Hauteclaire l’orgueilleuse amoureuse est de retour!

Le comte et son amante cachent soigneusement leur passion le jour ,mais la nuit les libère et le docteur les surprend en pleine passe d’armes « tiens! fis-je, admirant la force des goûts  et des habitudes, voilà donc toujours leur manière de faire l’amour! « Très vite, le couple perd patience face à l’éternelle maladie de langueur de la comtesse… La fausse servante, Hauteclaire rebaptisée Eulalie tente un geste odieux et stupide : empoisonner la comtesse avec de l’encre-double!

Le drame est-il consommé ? Peut-être pas: le docteur peut sauver in extremis l’infortunée, peine perdue, la comtesse le lui interdit: « J’ai tout bu, j’ai tout pris, malgré cet affreux goût, parce que j’étais bien aise de mourir!

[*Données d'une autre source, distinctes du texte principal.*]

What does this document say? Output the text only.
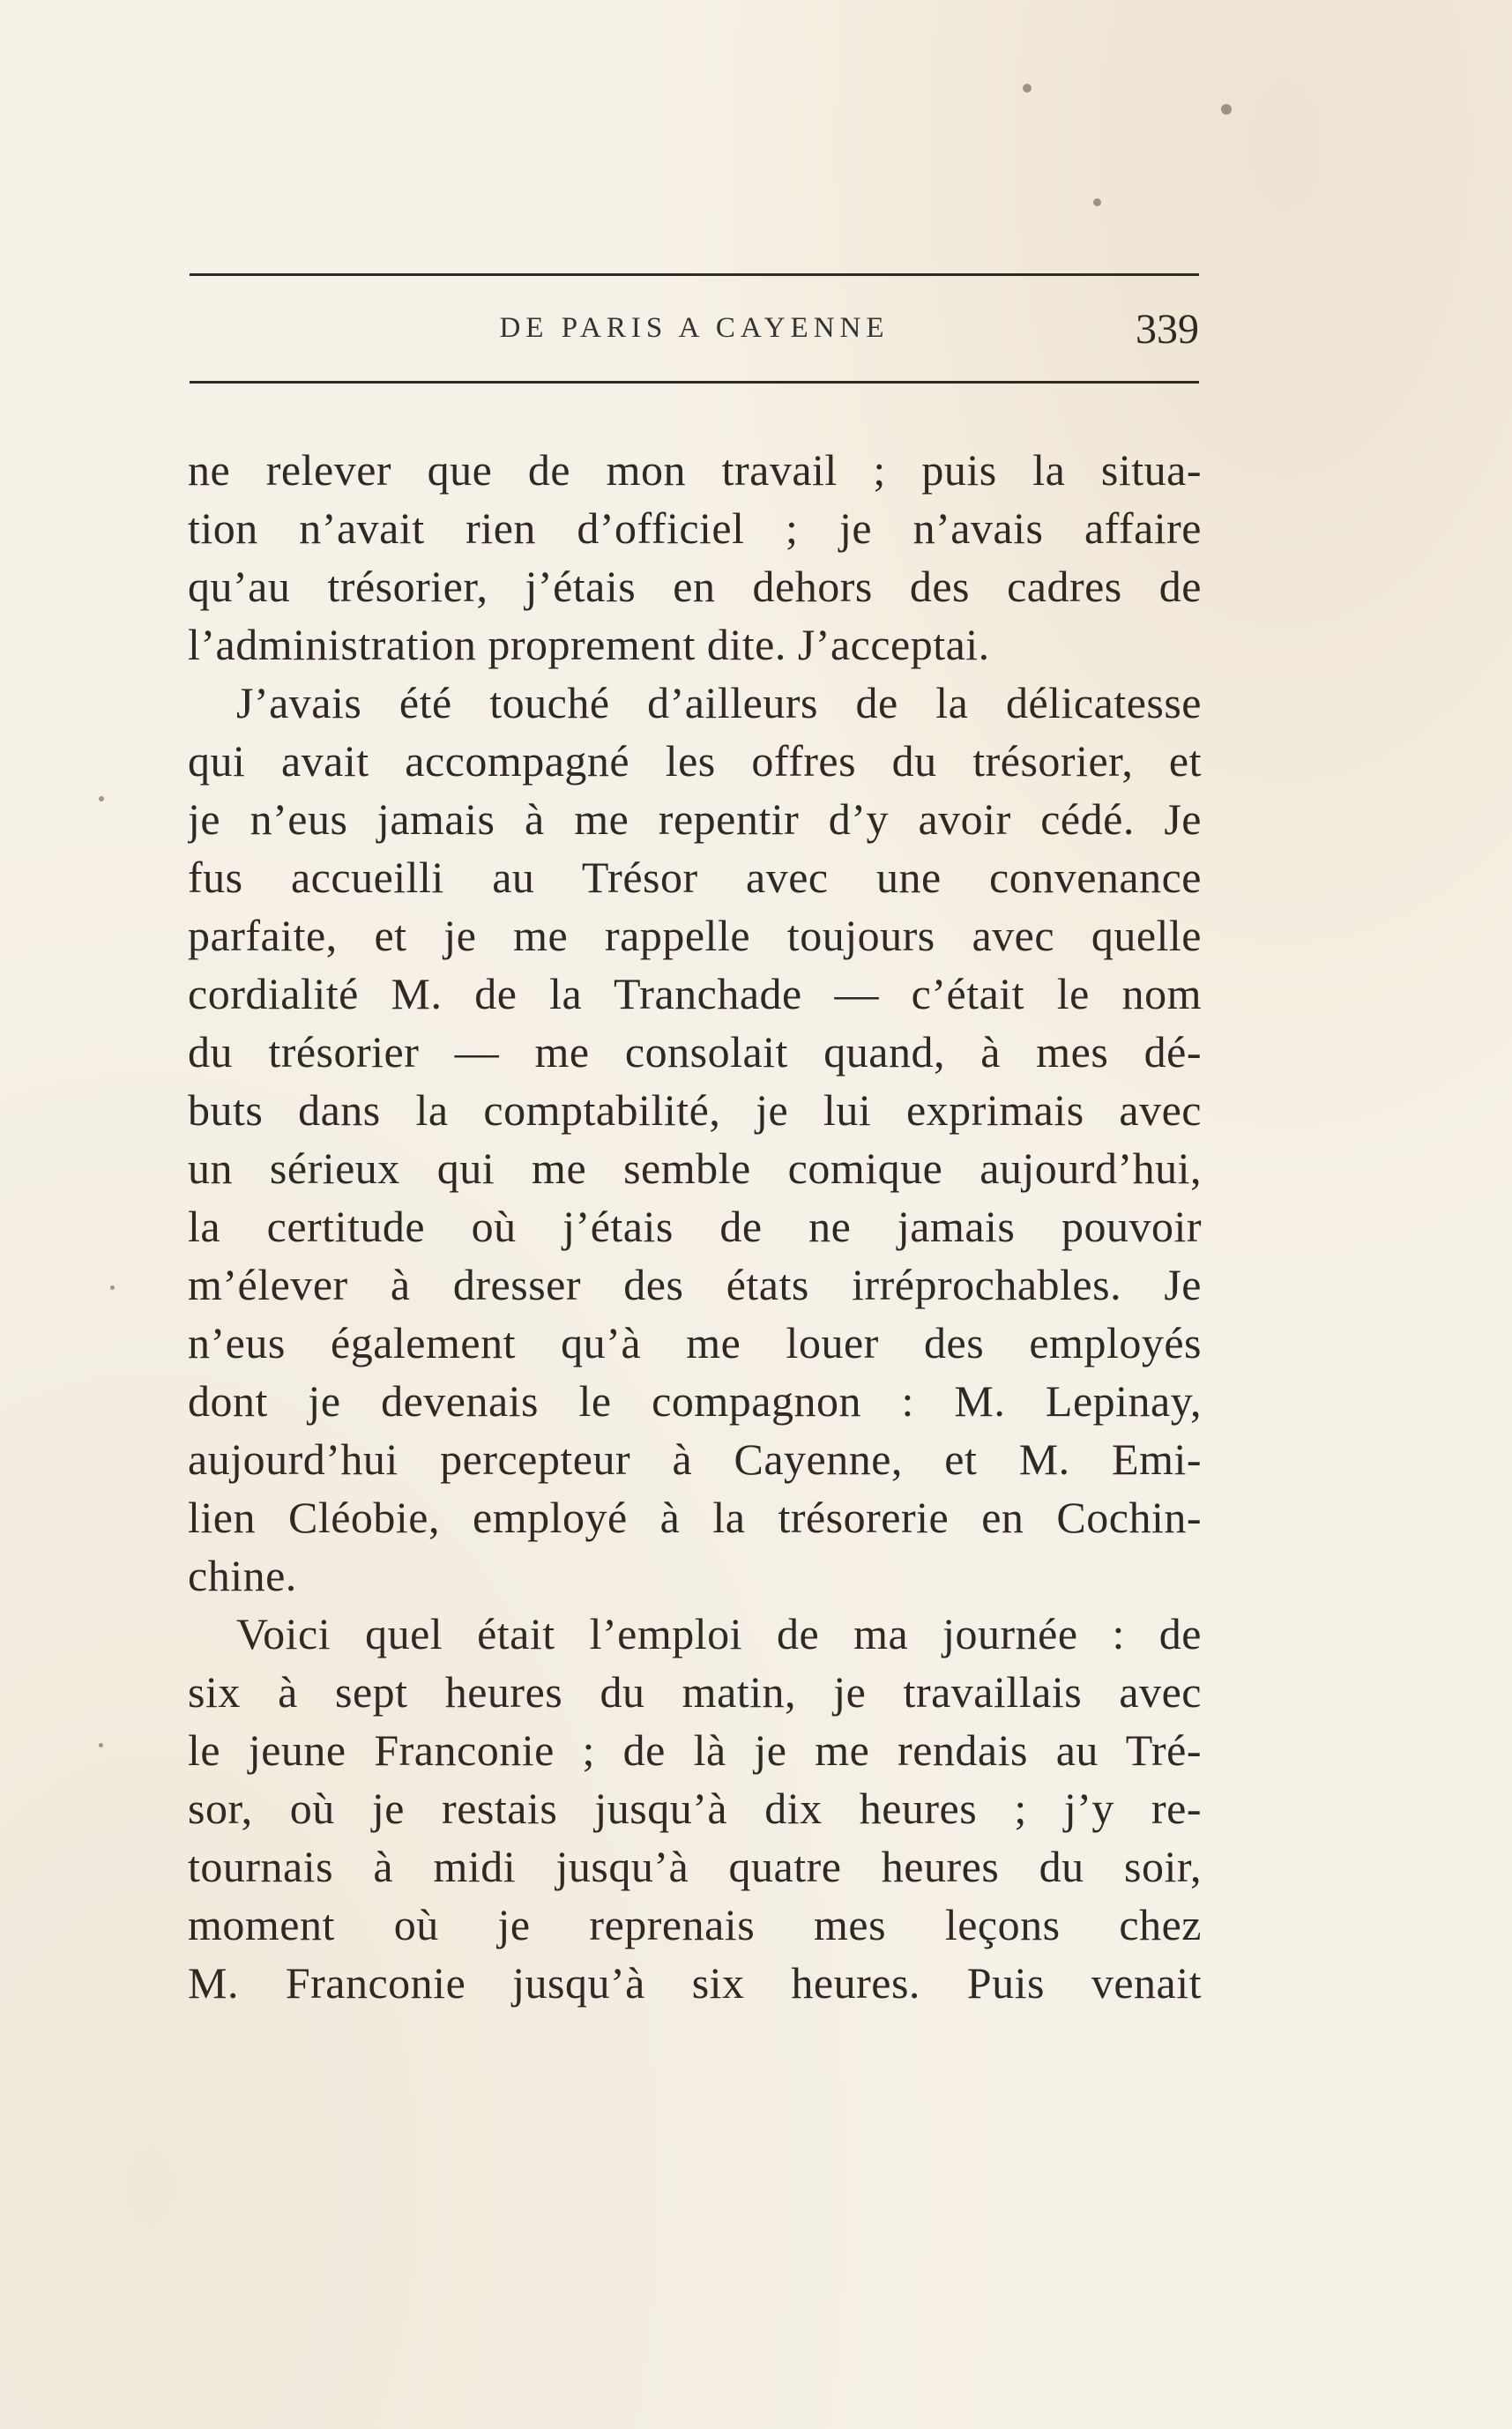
DE PARIS A CAYENNE	339
ne relever que de mon travail ; puis la situa-
tion n’avait rien d’officiel ; je n’avais affaire
qu’au trésorier, j’étais en dehors des cadres de
l’administration proprement dite. J’acceptai.
J’avais été touché d’ailleurs de la délicatesse
qui avait accompagné les offres du trésorier, et
je n’eus jamais à me repentir d’y avoir cédé. Je
fus accueilli au Trésor avec une convenance
parfaite, et je me rappelle toujours avec quelle
cordialité M. de la Tranchade — c’était le nom
du trésorier — me consolait quand, à mes dé-
buts dans la comptabilité, je lui exprimais avec
un sérieux qui me semble comique aujourd’hui,
la certitude où j’étais de ne jamais pouvoir
m’élever à dresser des états irréprochables. Je
n’eus également qu’à me louer des employés
dont je devenais le compagnon : M. Lepinay,
aujourd’hui percepteur à Cayenne, et M. Emi-
lien Cléobie, employé à la trésorerie en Cochin-
chine.
Voici quel était l’emploi de ma journée : de
six à sept heures du matin, je travaillais avec
le jeune Franconie ; de là je me rendais au Tré-
sor, où je restais jusqu’à dix heures ; j’y re-
tournais à midi jusqu’à quatre heures du soir,
moment où je reprenais mes leçons chez
M. Franconie jusqu’à six heures. Puis venait
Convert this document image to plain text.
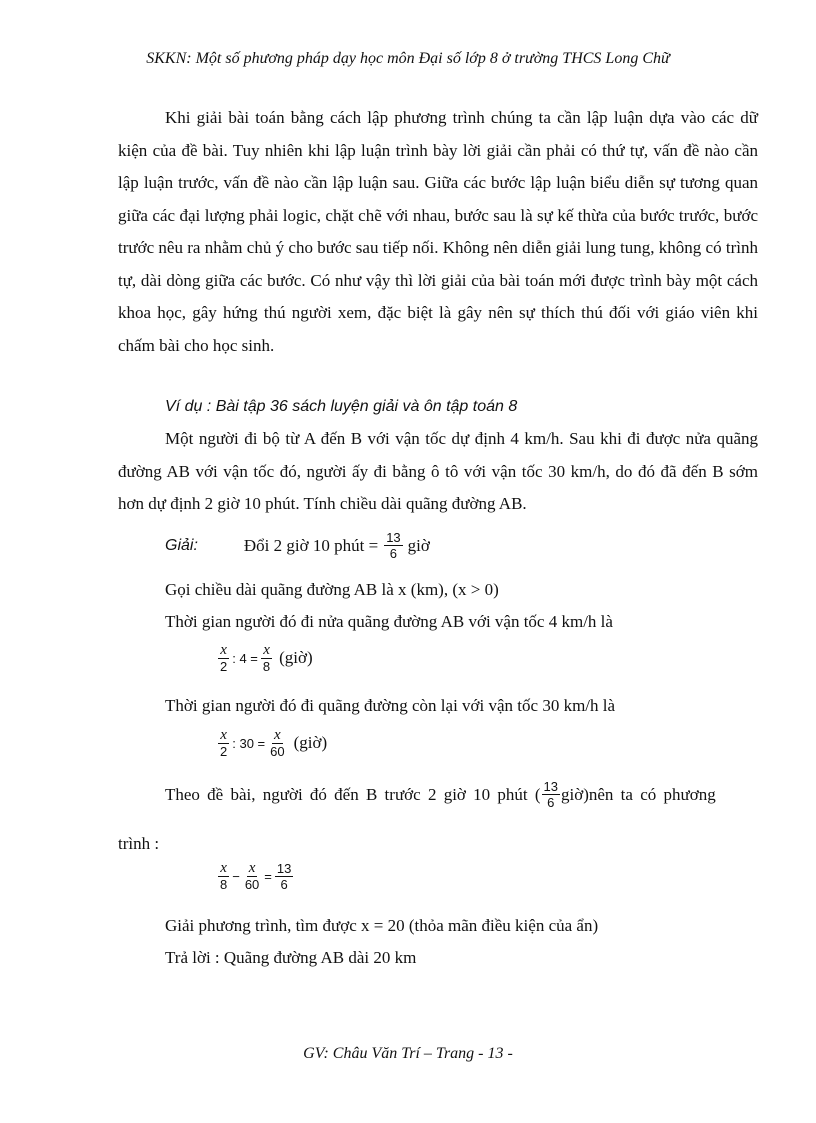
SKKN: Một số phương pháp dạy học môn Đại số lớp 8 ở trường THCS Long Chữ
Khi giải bài toán bằng cách lập phương trình chúng ta cần lập luận dựa vào các dữ kiện của đề bài. Tuy nhiên khi lập luận trình bày lời giải cần phải có thứ tự, vấn đề nào cần lập luận trước, vấn đề nào cần lập luận sau. Giữa các bước lập luận biểu diễn sự tương quan giữa các đại lượng phải logic, chặt chẽ với nhau, bước sau là sự kế thừa của bước trước, bước trước nêu ra nhằm chủ ý cho bước sau tiếp nối. Không nên diễn giải lung tung, không có trình tự, dài dòng giữa các bước. Có như vậy thì lời giải của bài toán mới được trình bày một cách khoa học, gây hứng thú người xem, đặc biệt là gây nên sự thích thú đối với giáo viên khi chấm bài cho học sinh.
Ví dụ : Bài tập 36 sách luyện giải và ôn tập toán 8
Một người đi bộ từ A đến B với vận tốc dự định 4 km/h. Sau khi đi được nửa quãng đường AB với vận tốc đó, người ấy đi bằng ô tô với vận tốc 30 km/h, do đó đã đến B sớm hơn dự định 2 giờ 10 phút. Tính chiều dài quãng đường AB.
Giải:	Đổi 2 giờ 10 phút = $\frac{13}{6}$ giờ
Gọi chiều dài quãng đường AB là x (km), (x > 0)
Thời gian người đó đi nửa quãng đường AB với vận tốc 4 km/h là
$\frac{x}{2}$ : $4 = \frac{x}{8}$ (giờ)
Thời gian người đó đi quãng đường còn lại với vận tốc 30 km/h là
$\frac{x}{2}$ : $30 = \frac{x}{60}$ (giờ)
Theo đề bài, người đó đến B trước 2 giờ 10 phút ( $\frac{13}{6}$ giờ)nên ta có phương
trình :
$\frac{x}{8} - \frac{x}{60} = \frac{13}{6}$
Giải phương trình, tìm được x = 20 (thỏa mãn điều kiện của ẩn)
Trả lời : Quãng đường AB dài 20 km
GV: Châu Văn Trí – Trang - 13 -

Je veux mourir, je ne veux aucun de vos remèdes. « Crime ou suicide?

La tragédie s’accomplit … Deux ans après, scandale! Valognes apprend l’intolérable mariage d’un comte avec sa servante ! La soupçon s’attache au couple et les enferme dans leur château. Pour leur bonheur… Vingt-cinq ans plus tard, il dure encore, leur conservant l’éclat de leur jeunesse et l’intensité dévorante d’un attachement « au delà du bien et du mal ».

Les fulgurances de Barbey d’Aurevilly n’ont rien de suranné, de convenu ou de classique: son audace insolente ressemble aux prouesses de son héroïne: on a du mal à se remettre de cette botte

secrète que reste « l’amour dans le crime  » ! Et l’on se surprend à envier ces amants qui marchent dans la plénitude  de l’âge « se serrant flanc contre flanc, comme  s’ils avaient voulu ne faire qu’un seul corps à eux deux, en ne regardant rien qu’eux mêmes « .

Croisez sans peur le fer avec ces « diaboliques littéraires ».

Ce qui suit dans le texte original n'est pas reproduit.